As the owner of a prominent, national Nanny Placement agency, I have seen a drop in the number new postions and nanny salaries have dropped 10-20% as a result. We have also seen a 300+% in "Nanny-Share" arrangements between two families.
It is my hope this article, and this job environment does not result in families taking advantage of their nanny. If you want to KEEP a great nanny who has her focus on the care, supervision and development of your child, you will NOT be looking for a nanny who will be "on call", a "nanny-housekeeper", or a "nanny-slave".
It is true, the top nanny/governesses are no longer in the driver's seat in negotiations, but this should not result in families taking advantage of a child care professional. Despite this economy, these nannies will eventually leave those positions as soon as possible.

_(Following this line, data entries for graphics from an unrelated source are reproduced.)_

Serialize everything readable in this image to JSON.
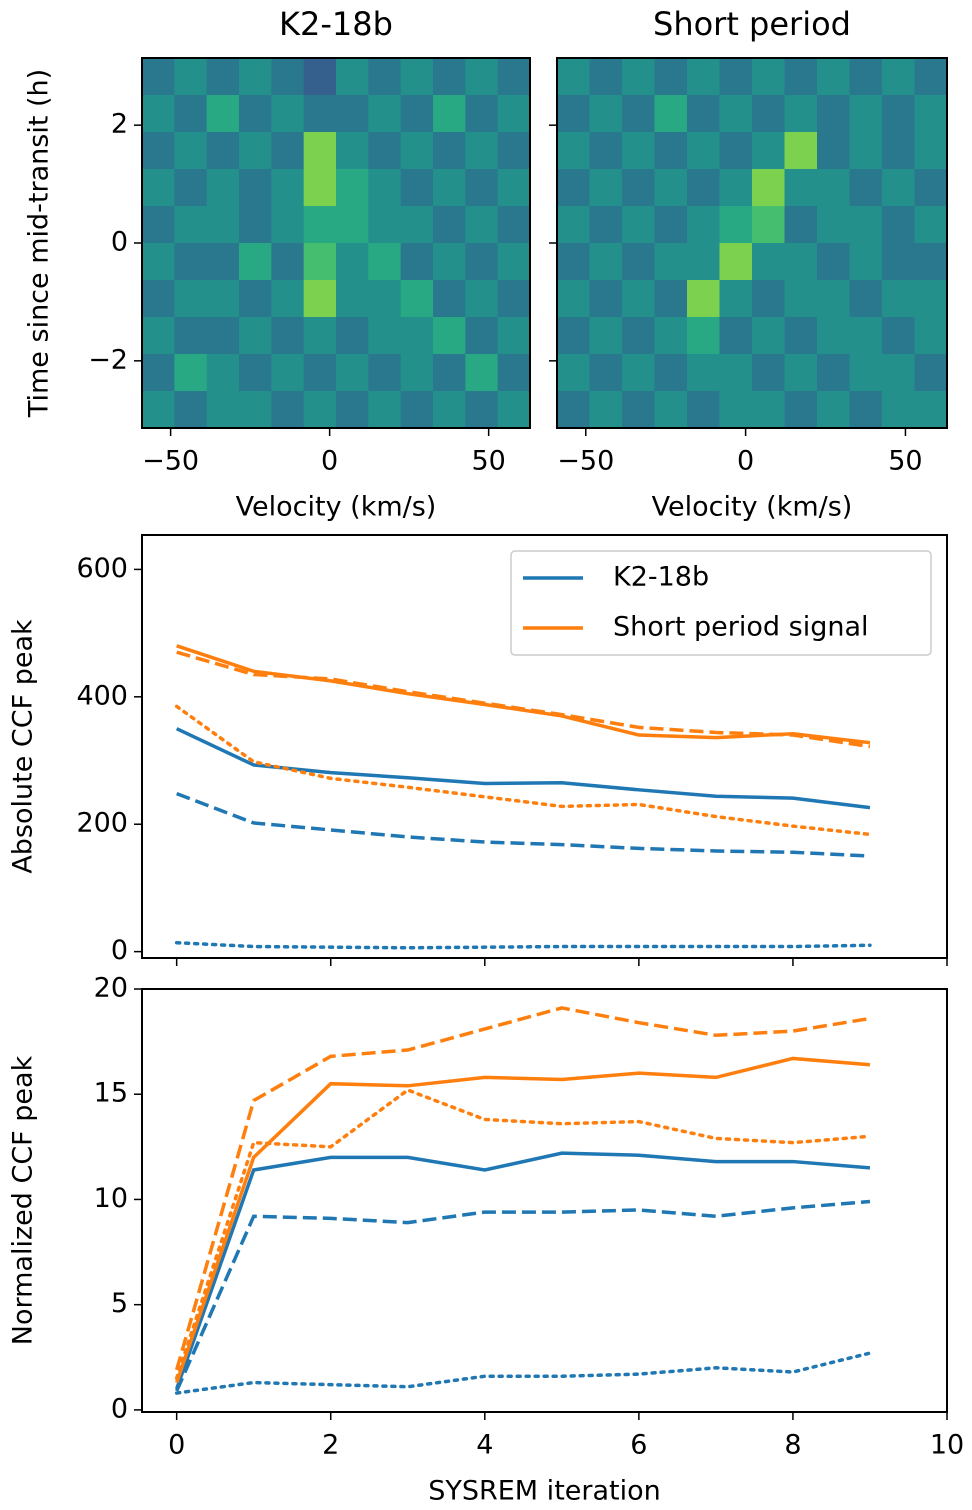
{
  "chart_data": [
    {
      "type": "heatmap",
      "title": "K2-18b",
      "x_label": "Velocity (km/s)",
      "y_label": "Time since mid-transit (h)",
      "colormap": "viridis",
      "zlim": [
        0,
        1
      ],
      "xlim": [
        -59,
        63
      ],
      "ylim": [
        -3.14,
        3.14
      ],
      "xticks": [
        {
          "value": -50,
          "label": "−50"
        },
        0,
        50
      ],
      "yticks": [
        {
          "value": -2,
          "label": "−2"
        },
        0,
        2
      ],
      "z": [
        [
          0.4,
          0.5,
          0.4,
          0.5,
          0.4,
          0.3,
          0.5,
          0.4,
          0.5,
          0.4,
          0.5,
          0.4
        ],
        [
          0.5,
          0.4,
          0.6,
          0.4,
          0.5,
          0.4,
          0.4,
          0.5,
          0.4,
          0.6,
          0.4,
          0.5
        ],
        [
          0.4,
          0.5,
          0.4,
          0.5,
          0.4,
          0.8,
          0.5,
          0.4,
          0.5,
          0.4,
          0.5,
          0.4
        ],
        [
          0.5,
          0.4,
          0.5,
          0.4,
          0.5,
          0.8,
          0.6,
          0.5,
          0.4,
          0.5,
          0.4,
          0.5
        ],
        [
          0.4,
          0.5,
          0.5,
          0.4,
          0.5,
          0.6,
          0.6,
          0.5,
          0.5,
          0.4,
          0.5,
          0.4
        ],
        [
          0.5,
          0.4,
          0.4,
          0.6,
          0.4,
          0.7,
          0.5,
          0.6,
          0.4,
          0.5,
          0.4,
          0.5
        ],
        [
          0.4,
          0.5,
          0.5,
          0.4,
          0.5,
          0.8,
          0.5,
          0.5,
          0.6,
          0.4,
          0.5,
          0.4
        ],
        [
          0.5,
          0.4,
          0.4,
          0.5,
          0.4,
          0.5,
          0.4,
          0.5,
          0.5,
          0.6,
          0.4,
          0.5
        ],
        [
          0.4,
          0.6,
          0.5,
          0.4,
          0.5,
          0.4,
          0.5,
          0.4,
          0.5,
          0.4,
          0.6,
          0.4
        ],
        [
          0.5,
          0.4,
          0.5,
          0.5,
          0.4,
          0.5,
          0.4,
          0.5,
          0.4,
          0.5,
          0.4,
          0.5
        ]
      ]
    },
    {
      "type": "heatmap",
      "title": "Short period",
      "x_label": "Velocity (km/s)",
      "show_yticklabels": false,
      "colormap": "viridis",
      "zlim": [
        0,
        1
      ],
      "xlim": [
        -59,
        63
      ],
      "ylim": [
        -3.14,
        3.14
      ],
      "xticks": [
        {
          "value": -50,
          "label": "−50"
        },
        0,
        50
      ],
      "yticks": [
        -2,
        0,
        2
      ],
      "z": [
        [
          0.5,
          0.4,
          0.5,
          0.4,
          0.5,
          0.4,
          0.5,
          0.4,
          0.5,
          0.4,
          0.5,
          0.4
        ],
        [
          0.4,
          0.5,
          0.4,
          0.6,
          0.4,
          0.5,
          0.4,
          0.5,
          0.4,
          0.5,
          0.4,
          0.5
        ],
        [
          0.5,
          0.4,
          0.5,
          0.4,
          0.5,
          0.4,
          0.5,
          0.8,
          0.4,
          0.5,
          0.4,
          0.5
        ],
        [
          0.4,
          0.5,
          0.4,
          0.5,
          0.4,
          0.5,
          0.8,
          0.5,
          0.5,
          0.4,
          0.5,
          0.4
        ],
        [
          0.5,
          0.4,
          0.5,
          0.4,
          0.5,
          0.6,
          0.7,
          0.4,
          0.5,
          0.5,
          0.4,
          0.5
        ],
        [
          0.4,
          0.5,
          0.4,
          0.5,
          0.5,
          0.8,
          0.5,
          0.5,
          0.4,
          0.5,
          0.4,
          0.4
        ],
        [
          0.5,
          0.4,
          0.5,
          0.4,
          0.8,
          0.5,
          0.4,
          0.5,
          0.5,
          0.4,
          0.5,
          0.5
        ],
        [
          0.4,
          0.5,
          0.4,
          0.5,
          0.6,
          0.4,
          0.5,
          0.4,
          0.5,
          0.5,
          0.4,
          0.5
        ],
        [
          0.5,
          0.4,
          0.5,
          0.4,
          0.5,
          0.5,
          0.4,
          0.5,
          0.4,
          0.5,
          0.5,
          0.4
        ],
        [
          0.4,
          0.5,
          0.4,
          0.5,
          0.4,
          0.5,
          0.5,
          0.4,
          0.5,
          0.4,
          0.5,
          0.5
        ]
      ]
    },
    {
      "type": "line",
      "y_label": "Absolute CCF peak",
      "show_xticklabels": false,
      "legend": "upper right",
      "xlim": [
        -0.45,
        10
      ],
      "ylim": [
        -10,
        654
      ],
      "xticks": [
        0,
        2,
        4,
        6,
        8,
        10
      ],
      "yticks": [
        0,
        200,
        400,
        600
      ],
      "x": [
        0,
        1,
        2,
        3,
        4,
        5,
        6,
        7,
        8,
        9
      ],
      "series": [
        {
          "name": "K2-18b",
          "color": "#1f77b4",
          "dash": "solid",
          "values": [
            350,
            293,
            281,
            273,
            264,
            265,
            254,
            244,
            241,
            226
          ]
        },
        {
          "color": "#1f77b4",
          "dash": "dashed",
          "values": [
            248,
            202,
            191,
            180,
            172,
            168,
            162,
            158,
            156,
            150
          ]
        },
        {
          "color": "#1f77b4",
          "dash": "dotted",
          "values": [
            14,
            8,
            7,
            6,
            7,
            8,
            8,
            8,
            8,
            10
          ]
        },
        {
          "name": "Short period signal",
          "color": "#ff7f0e",
          "dash": "solid",
          "values": [
            480,
            440,
            425,
            405,
            388,
            370,
            340,
            336,
            342,
            328
          ]
        },
        {
          "color": "#ff7f0e",
          "dash": "dashed",
          "values": [
            470,
            435,
            428,
            408,
            390,
            372,
            352,
            344,
            340,
            322
          ]
        },
        {
          "color": "#ff7f0e",
          "dash": "dotted",
          "values": [
            385,
            298,
            272,
            258,
            243,
            228,
            231,
            212,
            197,
            184
          ]
        }
      ]
    },
    {
      "type": "line",
      "y_label": "Normalized CCF peak",
      "x_label": "SYSREM iteration",
      "xlim": [
        -0.45,
        10
      ],
      "ylim": [
        -0.1,
        20
      ],
      "xticks": [
        0,
        2,
        4,
        6,
        8,
        10
      ],
      "yticks": [
        0,
        5,
        10,
        15,
        20
      ],
      "x": [
        0,
        1,
        2,
        3,
        4,
        5,
        6,
        7,
        8,
        9
      ],
      "series": [
        {
          "color": "#1f77b4",
          "dash": "solid",
          "values": [
            1.0,
            11.4,
            12.0,
            12.0,
            11.4,
            12.2,
            12.1,
            11.8,
            11.8,
            11.5
          ]
        },
        {
          "color": "#1f77b4",
          "dash": "dashed",
          "values": [
            0.9,
            9.2,
            9.1,
            8.9,
            9.4,
            9.4,
            9.5,
            9.2,
            9.6,
            9.9
          ]
        },
        {
          "color": "#1f77b4",
          "dash": "dotted",
          "values": [
            0.8,
            1.3,
            1.2,
            1.1,
            1.6,
            1.6,
            1.7,
            2.0,
            1.8,
            2.7
          ]
        },
        {
          "color": "#ff7f0e",
          "dash": "solid",
          "values": [
            1.3,
            12.0,
            15.5,
            15.4,
            15.8,
            15.7,
            16.0,
            15.8,
            16.7,
            16.4
          ]
        },
        {
          "color": "#ff7f0e",
          "dash": "dashed",
          "values": [
            1.9,
            14.7,
            16.8,
            17.1,
            18.1,
            19.1,
            18.4,
            17.8,
            18.0,
            18.6
          ]
        },
        {
          "color": "#ff7f0e",
          "dash": "dotted",
          "values": [
            1.5,
            12.7,
            12.5,
            15.2,
            13.8,
            13.6,
            13.7,
            12.9,
            12.7,
            13.0
          ]
        }
      ]
    }
  ]
}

Best Nanny Newsletter said...

What good does it do a parent or their children to hire the cheapest caregiver? The saying goes, "You get what you pay for." Despite the economic recession employees will still take the highest paying jobs they are offered.

Even during an economic recession parents ought to respect and fairly compensate those they hire to care for their most precious children. If parents mistreat or disrespect their nannies (daycare workers, babysitters, housekeepers, dog walkers, chef, or anyone) they will create a scornful caregiver who will look for a better job.

We are all aware of the economic recession. A nanny that has been treated with respect, paid a good salary, and provided proper benefits will be more than willing to reduce a few hours, forgo a raise for a few months, and take on a few additional chores if a parent loses a job. Nannies are human too. In fact, nannies tend to be emotional, loving, and loyal to good employers. Most nannies are more than willing to pitch-in and help out when treated respectfully.

But, nannies also have to take care of themselves. If parents start taking advantage of their employees they will undoubtedly create scornful employees. The frustration and anger the nanny feels may eventually affect the care they provide the children.

The article in the "Washington Post" is a good reminder to nannies and parents to work hard and save money. But I want to remind parents to treat their employees as they would like to be treated. If they do so, the caregiver may actually work harder during these difficult economic times because they will feel loyal to the parents who have treated them so well.

Regardless of the economic stregth of the nation, if my employers start taking advantage of me I will start looking for a new job. Even if it takes me longer to find a job these days, I want to work for parents that respect me and make a decent wage.

For parents hoping to pay less during the economic recession just remember "You get what you pay for!"